Here's my first print without any cleanup at all.  Some work will be required to remove support remnants before trying to assemble.  At this size the parts are quite tough.  Don't know yet if they can be assembled.  At least there's no magnetic issues.

Tim

Tom Colasurdo
 

RJ:

Just tried Sergent Engineering Home Page ... the "Instructions, Etc" button is working, click on it ... then click on the "Click here for Instructions" link ... then click on "3D Models" ... then click "Click here to download".

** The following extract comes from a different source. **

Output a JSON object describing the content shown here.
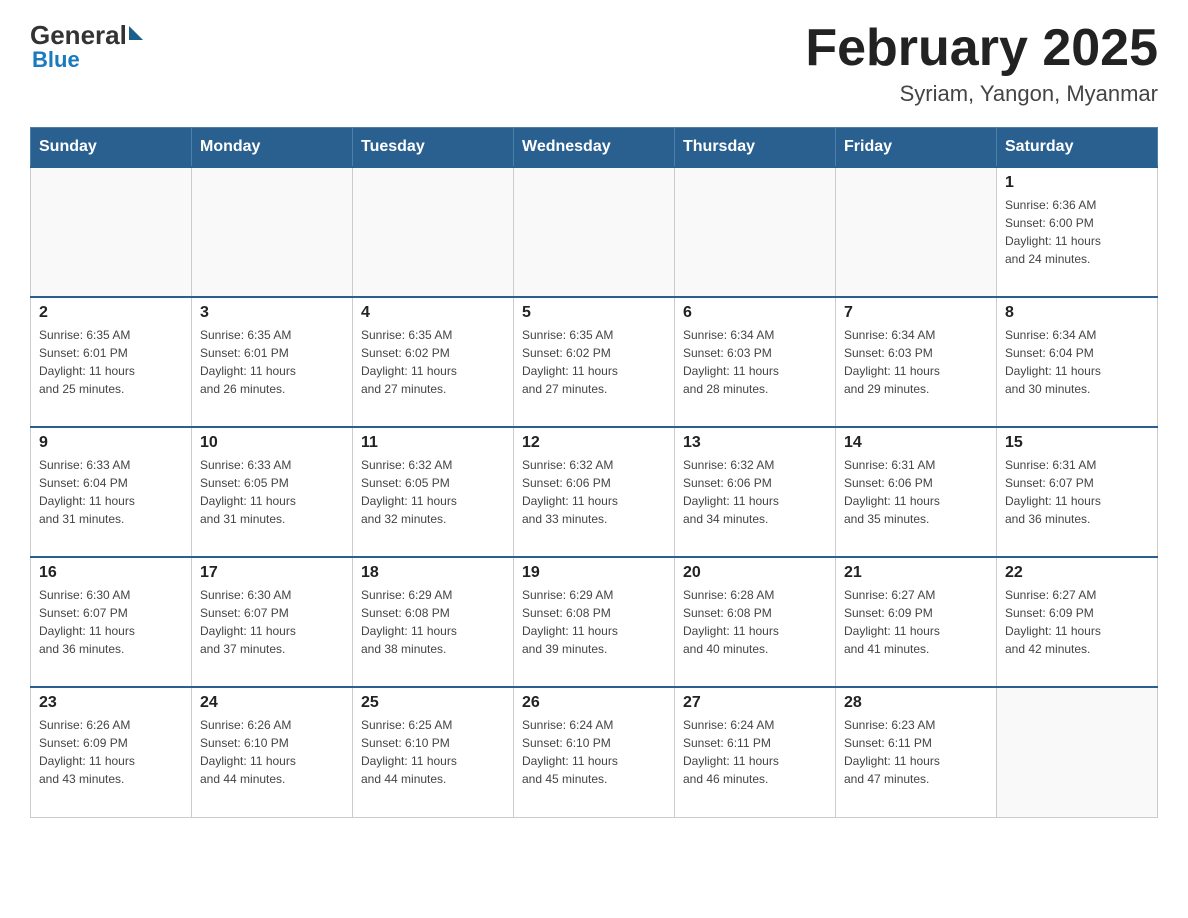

This will download a zip file with the IGS files.

Hope that helps.

V/r,
Tom C.



On Tuesday, April 30, 2019, 3:50:02 PM EDT, RJ Dial <radiodial@...> wrote:


I tried to find the source files on the website to no avail. The original instructions didn't work ("Home Page button and then Note from Frank"). 
Are they .stl files by chance? I just had some more detail parts printed from my design on Shapeways, and noticed the same parts would have been $16 instead of $10 if I had them made in brass instead of fine detail resin. Their method is metal is poured into a plaster mold made from a 3D printed wax model. Not sure if that would result in the tolerances needed, but thought it would be worth a try.
RJ Dial
Burlingame, CA

Timothy Cann
 

After a brief inspection of the emerald green printed parts (my pictures above) from Frank's source files I've concluded they are of little use except as an experiment.  The Anycubic Photon's resolution is 47 microns XY and 25 microns Z, which falls far short of what is required to get the fine detail required for operational couplers.  The source files are IGS (2D/3D vector format).  I opened them natively in SolidWorks, then created a SLDPRT (SW part file).  While open, I exported each source file to STL format which can be used directly in the Photon (and a majority of other 3D printers).  The SLDPRT file is useful when making assemblies for use in my modeled SolidWorks rolling stock.